Standalones battle financial issues on several fronts, including rising bad debt, the departure of physicians for greener pastures and higher costs for employee benefits, Reuters reported. S&P noted last year that pension benefits have become a substantial long-term burden to hospitals. Smaller facilities are often dependent on a small cadre of physicians, who are always at risk of being lured away by competitors or simply deciding to retire.
"We believe the sector is at a tipping point where negative forces have started to outweigh many providers' ability to implement sufficient countermeasures," said S&P credit analyst Margaret McNamara in the announcement.
The report issued Wednesday by S&P noted that median ratios for both not-for-profit standalones and healthcare systems showed a decline in operating performance last year as patient volumes fell and expenses overcame any revenue gains.

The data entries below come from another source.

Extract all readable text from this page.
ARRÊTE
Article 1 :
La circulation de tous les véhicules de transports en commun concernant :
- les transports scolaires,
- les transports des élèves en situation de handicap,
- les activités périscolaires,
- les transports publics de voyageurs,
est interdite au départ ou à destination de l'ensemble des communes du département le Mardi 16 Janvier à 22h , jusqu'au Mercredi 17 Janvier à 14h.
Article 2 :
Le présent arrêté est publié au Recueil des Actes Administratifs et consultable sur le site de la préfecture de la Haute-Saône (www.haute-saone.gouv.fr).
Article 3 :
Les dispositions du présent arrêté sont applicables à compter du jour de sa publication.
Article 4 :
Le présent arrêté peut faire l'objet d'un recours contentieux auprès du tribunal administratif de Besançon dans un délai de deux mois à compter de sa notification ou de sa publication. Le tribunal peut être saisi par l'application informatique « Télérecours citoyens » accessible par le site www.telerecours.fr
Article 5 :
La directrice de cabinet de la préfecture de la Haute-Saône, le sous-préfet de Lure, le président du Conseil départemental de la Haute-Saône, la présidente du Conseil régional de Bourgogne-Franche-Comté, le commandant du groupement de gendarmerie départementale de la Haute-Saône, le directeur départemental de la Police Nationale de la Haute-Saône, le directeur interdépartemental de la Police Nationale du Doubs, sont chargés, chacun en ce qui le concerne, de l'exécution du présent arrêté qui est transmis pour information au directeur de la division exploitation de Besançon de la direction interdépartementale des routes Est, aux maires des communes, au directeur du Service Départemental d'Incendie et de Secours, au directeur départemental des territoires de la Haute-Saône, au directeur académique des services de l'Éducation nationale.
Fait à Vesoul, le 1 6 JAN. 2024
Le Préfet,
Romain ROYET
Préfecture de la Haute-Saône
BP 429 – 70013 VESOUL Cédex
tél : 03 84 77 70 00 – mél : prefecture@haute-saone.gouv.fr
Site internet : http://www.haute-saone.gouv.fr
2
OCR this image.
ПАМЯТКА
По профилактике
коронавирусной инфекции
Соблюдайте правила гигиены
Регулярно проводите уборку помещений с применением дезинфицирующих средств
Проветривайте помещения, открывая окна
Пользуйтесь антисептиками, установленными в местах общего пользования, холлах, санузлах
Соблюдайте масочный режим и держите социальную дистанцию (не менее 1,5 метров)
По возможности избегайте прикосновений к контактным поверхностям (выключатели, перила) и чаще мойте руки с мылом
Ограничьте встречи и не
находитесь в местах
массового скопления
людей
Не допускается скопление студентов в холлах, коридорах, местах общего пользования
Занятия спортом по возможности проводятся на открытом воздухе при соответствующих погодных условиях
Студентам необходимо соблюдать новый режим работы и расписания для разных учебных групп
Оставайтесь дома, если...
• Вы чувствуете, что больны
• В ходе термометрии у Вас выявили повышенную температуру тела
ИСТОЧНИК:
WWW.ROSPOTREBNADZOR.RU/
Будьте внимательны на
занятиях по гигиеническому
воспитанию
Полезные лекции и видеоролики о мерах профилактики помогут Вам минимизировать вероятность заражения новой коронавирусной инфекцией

"We expect continued compression in operating margins in 2014 due mainly to inpatient volume decline, although special funding mechanisms may mask further declining operating results," said Standard & Poor's credit analyst Jennifer Soule. "We also anticipate non-operating revenues, specifically investment earnings, could continue to reflect growth, given that year-to-date investment market performance has been overall sound."
The ratings service has been pessimistic about future hospital growth since earlier this year, after what Managing Director Martin Arrick said was a "stubbornly stable" positive view.
Arrick told Reuters that to date, hospitals have done a fairly good job of fighting the headwinds, but that they are running out of strong responses. "Hospitals have done a pretty good job cutting costs to deal with declining revenues. But in the last year with the additional pressure of volume declines, it's been the straw that is breaking the camel's back," Arrick said.